Pesachim si riferisce agli agnelli pasquali (al singolare Pesach). Questo trattato di 10 capitoli disciplina minuziosamente la festività della Pasqua ebraica, dalla rimozione del lievito alla celebrazione del pasto rituale e dei sacrifici nel Tempio.
Il trattato segue un ordine cronologico che parte dai preparativi pre-festivi per giungere alla notte del Seder:
- Eliminazione del lievito (Capitoli 1-3): Trattano della Bediqat Chametz (la ricerca del lievito) che avviene la sera del 13 Nisan, e della sua eliminazione totale entro la mattinata del 14. Vengono elencati i cibi che costituiscono Chametz, le norme sulla fabbricazione delle Matzot (azzime) e gli ingredienti simbolici come il Maror (erba amara) e il Charoset.
- Consuetudini e Lavoro (Capitolo 4): Esamina come le tradizioni locali influenzino ciò che è permesso o vietato fare la vigilia di Pasqua (come il lavoro artigianale), sottolineando l'importanza del costume della comunità (Minhag).

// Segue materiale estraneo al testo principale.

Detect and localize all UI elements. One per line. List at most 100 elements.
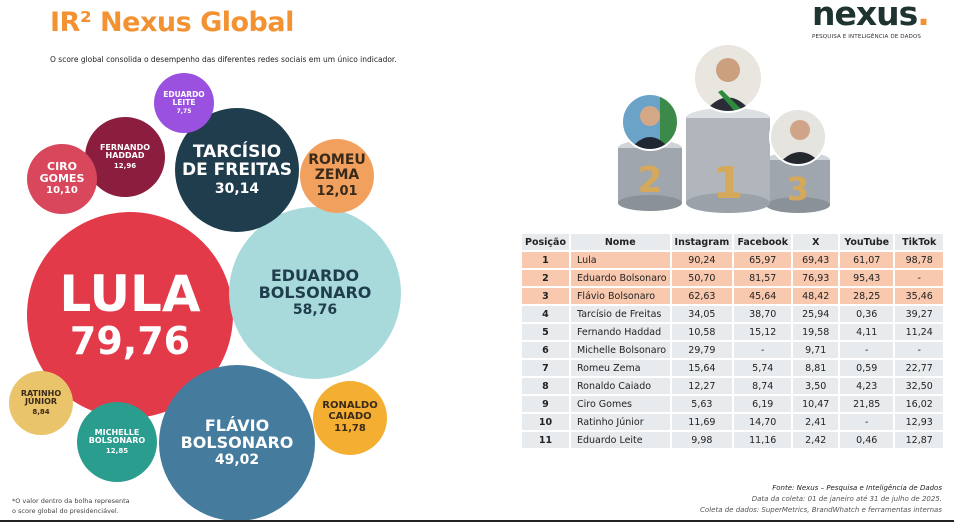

- Il Sacrificio Pasquale (Capitoli 5-9): Descrivono la procedura nel Tempio. Il quinto e sesto capitolo spiegano come il sacrificio debba essere compiuto nel pomeriggio del 14 Nisan, anche se cade di Sabato. Il settimo e l'ottavo trattano dell'arrostimento dell'agnello (esclusivamente al fuoco) e delle regole per formare i gruppi di consumo (Chavurot).
- Pesach Sheni (Capitolo 9): Regola la "Seconda Pasqua", un'opportunità di recupero, un mese dopo, per chi era impuro o lontano durante la prima celebrazione (Numeri 9).
- Il Seder (Capitolo 10): Descrive lo svolgimento del pasto rituale, la recitazione dell'Haggadah, le quattro coppe di vino e il consumo dei cibi simbolici in un'atmosfera di libertà e gratitudine.
Aggadot e brani memorabili:
Il Talmud, in particolare quello Babilonese, arricchisce il trattato con narrazioni storiche e insegnamenti etici:
- Il Censimento di Agrippa (63b): Si racconta di come il re Agrippa contò la popolazione raccogliendo un rene da ogni agnello sacrificato. I 600.000 reni raccolti indicavano una popolazione vastissima, a testimonianza della vitalità del popolo.
- L'ascesa di Hillel (66a): Racconta come Hillel il Vecchio fu nominato Nasi (Principe) dopo aver risolto un dilemma legale: se il sacrificio pasquale prevalesse sul Sabato. La sua risposta affermativa, basata sulla tradizione e sull'osservazione delle pratiche popolari ("Se non sono profeti, sono figli di profeti"), stabilì un precedente fondamentale.
- Etica e Sapienza (66b): Un monito severo: l'ira e l'arroganza oscurano la mente, facendo perdere al dotto la sua logica e al profeta la sua visione.
- La Diaspora (87b): Un'osservazione profetica e pragmatica: la dispersione tra le nazioni è vista anche come una protezione divina, poiché impedisce che il popolo possa essere annientato in un unico attacco mirato alla Terra d'Israele.